It's only natural to sit around a camp fire and talk about just how far your rifle will sling lead. Shooters of every stripe answer the irresistible pull to extend their range as far as equipment and skill will allow, and muzzleloader hunters are no different. A few decades ago, iron sights and big bullets would have been limited to 80 or 100 yards in the best of conditions, patched round balls even less. Now a truckload of new rifles, bullets, propellants and optics have greatly extended the average Joe's range. But how far is too far?
No discussion of long-range shooting can go further without saying simply, if you do not practice and do your homework, do not bother. The end result will surely be missed shots or, worse, wounded game. There are absolutely no shortcuts, since the variables are, well, so variable. Just because your favorite TV hero whacks critters at unheard-of ranges and your scope has fancy circles does not mean you can make long shots at will.

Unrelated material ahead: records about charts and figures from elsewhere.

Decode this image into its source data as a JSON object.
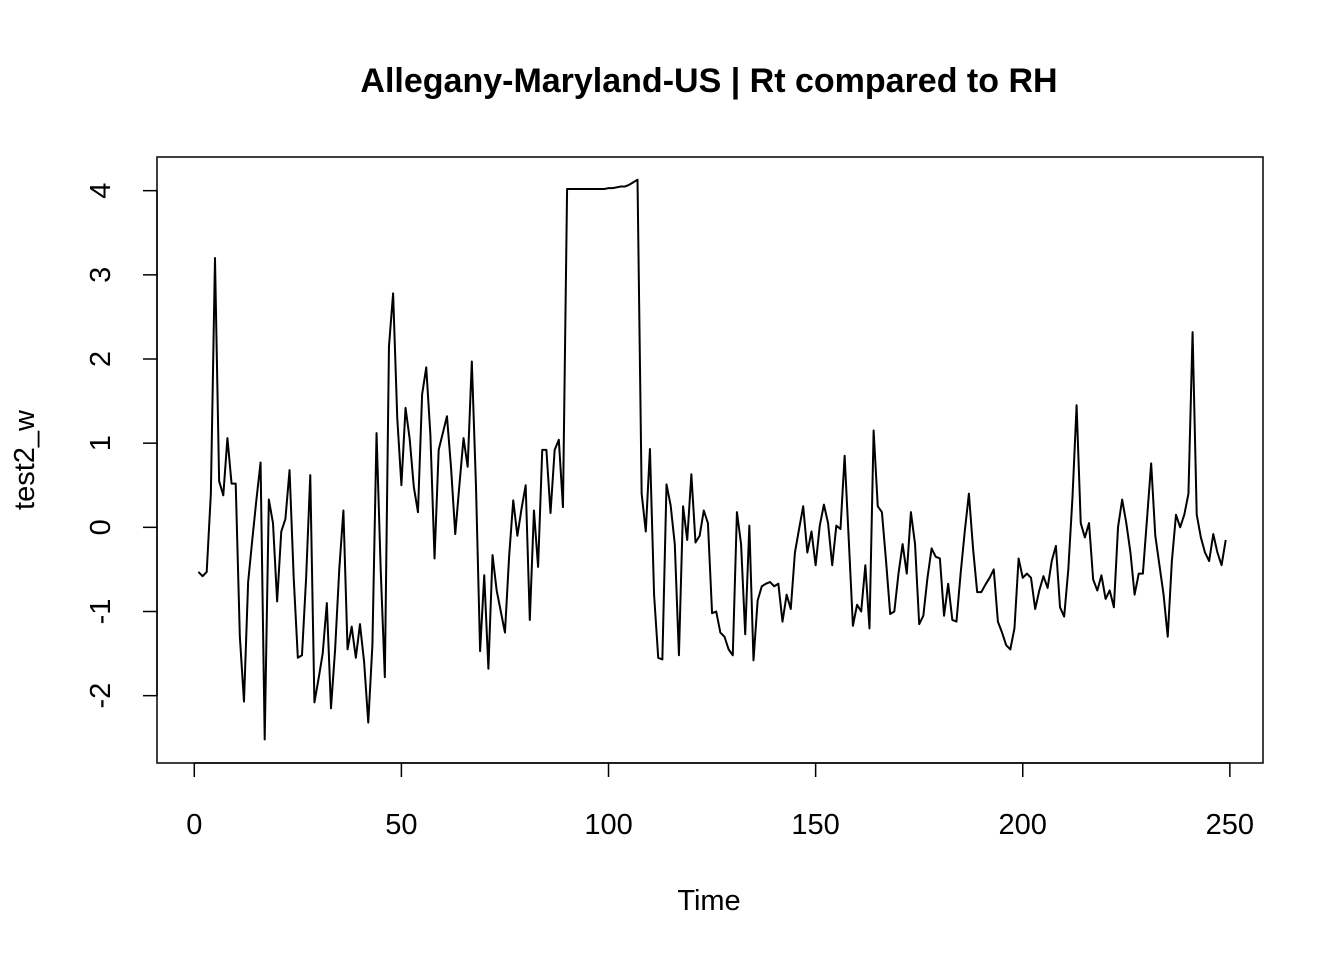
{
  "chart_data": {
    "type": "line",
    "title": "Allegany-Maryland-US | Rt compared to RH",
    "xlabel": "Time",
    "ylabel": "test2_w",
    "xlim": [
      -9,
      258
    ],
    "ylim": [
      -2.8,
      4.4
    ],
    "x_ticks": [
      "0",
      "50",
      "100",
      "150",
      "200",
      "250"
    ],
    "x_tick_values": [
      0,
      50,
      100,
      150,
      200,
      250
    ],
    "y_ticks": [
      "-2",
      "-1",
      "0",
      "1",
      "2",
      "3",
      "4"
    ],
    "y_tick_values": [
      -2,
      -1,
      0,
      1,
      2,
      3,
      4
    ],
    "grid": false,
    "line_color": "#000000",
    "series": [
      {
        "x_start": 1,
        "values": [
          -0.53,
          -0.58,
          -0.53,
          0.4,
          3.2,
          0.55,
          0.38,
          1.06,
          0.52,
          0.52,
          -1.3,
          -2.07,
          -0.65,
          -0.15,
          0.33,
          0.77,
          -2.52,
          0.33,
          0.05,
          -0.88,
          -0.05,
          0.1,
          0.68,
          -0.6,
          -1.55,
          -1.52,
          -0.6,
          0.62,
          -2.08,
          -1.8,
          -1.5,
          -0.9,
          -2.15,
          -1.45,
          -0.5,
          0.2,
          -1.45,
          -1.18,
          -1.55,
          -1.15,
          -1.6,
          -2.32,
          -1.4,
          1.12,
          -0.5,
          -1.78,
          2.15,
          2.78,
          1.3,
          0.5,
          1.42,
          1.05,
          0.48,
          0.18,
          1.58,
          1.9,
          1.1,
          -0.37,
          0.92,
          1.12,
          1.32,
          0.7,
          -0.08,
          0.5,
          1.06,
          0.72,
          1.97,
          0.5,
          -1.47,
          -0.57,
          -1.68,
          -0.33,
          -0.75,
          -1.0,
          -1.25,
          -0.35,
          0.32,
          -0.1,
          0.22,
          0.5,
          -1.1,
          0.2,
          -0.47,
          0.92,
          0.92,
          0.17,
          0.92,
          1.04,
          0.24,
          4.02,
          4.02,
          4.02,
          4.02,
          4.02,
          4.02,
          4.02,
          4.02,
          4.02,
          4.02,
          4.03,
          4.03,
          4.04,
          4.05,
          4.05,
          4.07,
          4.1,
          4.13,
          0.4,
          -0.05,
          0.93,
          -0.8,
          -1.55,
          -1.57,
          0.51,
          0.26,
          -0.2,
          -1.52,
          0.25,
          -0.15,
          0.63,
          -0.18,
          -0.1,
          0.2,
          0.05,
          -1.02,
          -1.0,
          -1.25,
          -1.3,
          -1.45,
          -1.52,
          0.18,
          -0.2,
          -1.27,
          0.02,
          -1.58,
          -0.87,
          -0.7,
          -0.67,
          -0.65,
          -0.7,
          -0.67,
          -1.12,
          -0.8,
          -0.97,
          -0.3,
          -0.02,
          0.25,
          -0.3,
          -0.05,
          -0.45,
          0.02,
          0.27,
          0.05,
          -0.45,
          0.02,
          -0.02,
          0.85,
          -0.15,
          -1.17,
          -0.92,
          -1.0,
          -0.45,
          -1.2,
          1.15,
          0.25,
          0.18,
          -0.4,
          -1.03,
          -1.0,
          -0.55,
          -0.2,
          -0.55,
          0.18,
          -0.2,
          -1.15,
          -1.05,
          -0.6,
          -0.25,
          -0.35,
          -0.37,
          -1.05,
          -0.67,
          -1.1,
          -1.12,
          -0.55,
          -0.05,
          0.4,
          -0.25,
          -0.77,
          -0.77,
          -0.68,
          -0.6,
          -0.5,
          -1.12,
          -1.25,
          -1.4,
          -1.45,
          -1.2,
          -0.37,
          -0.6,
          -0.55,
          -0.6,
          -0.97,
          -0.75,
          -0.58,
          -0.72,
          -0.4,
          -0.22,
          -0.95,
          -1.06,
          -0.5,
          0.35,
          1.45,
          0.05,
          -0.12,
          0.05,
          -0.62,
          -0.75,
          -0.57,
          -0.85,
          -0.75,
          -0.95,
          0.0,
          0.33,
          0.05,
          -0.3,
          -0.8,
          -0.55,
          -0.55,
          0.1,
          0.76,
          -0.1,
          -0.45,
          -0.8,
          -1.3,
          -0.4,
          0.15,
          0.0,
          0.15,
          0.4,
          2.32,
          0.15,
          -0.12,
          -0.3,
          -0.4,
          -0.08,
          -0.3,
          -0.45,
          -0.15
        ]
      }
    ]
  }
}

The process of developing a long-range load starts with the bullet since, most any rifle can be made to shoot accurately. I prefer sabot-clad, polymer-tipped bullets because they offer better ballistic coefficients, higher velocities and flatter trajectories. The exception, the first of many, might be rifles with oversized, out-of-spec bores. Full-diameter bullets like the Power Belt or Hornday FPB that obturate to engage the rifling will shoot more consistently than sabots in this case. Measuring bore diameters with a caliper or Hornady go/no-go gauge set can save some angst.
And speaking of powder, forego the ease of pellets for loose/granular powder's powers of customization and consistency. Here's where you'll maximize your rifle's accuracy potential. When going long, most shooters simply stuff 150 grains of whatever down the barrel, thinking speed is the key. Rarely have maximum charges produced maximum accuracy for me. Maximum loads are generally inefficient, seldom producing an equitable velocity increase for the increased blast and recoil. A more scientific measure with a chronograph has proven loose propellants produce lower standard deviations in side-by-side comparisons with pellets, and in any accuracy endeavor, consistency is the key. Picking a powder is a subject to be covered in a future column since there are so many new, good propellants now available.
I start with 100 grains of loose propellant, shoot five three-shot groups and come up with an average group size, increase my load by 10 grains and repeat the process until I find the rifle's sweet spot. Hardcore shooters might even try five-grain increments. It is a huge pain in the butt, but 10 or 15 grains can cut group sizes by half. Some ballistic voodoo determines whether this load or that sitting under a particular bullet provides the right amount of burn for the best pressure curve. The killer is that this magical charge weight varies, greatly at times, from rifle to rifle. If there were a shortcut, someone would have found it already.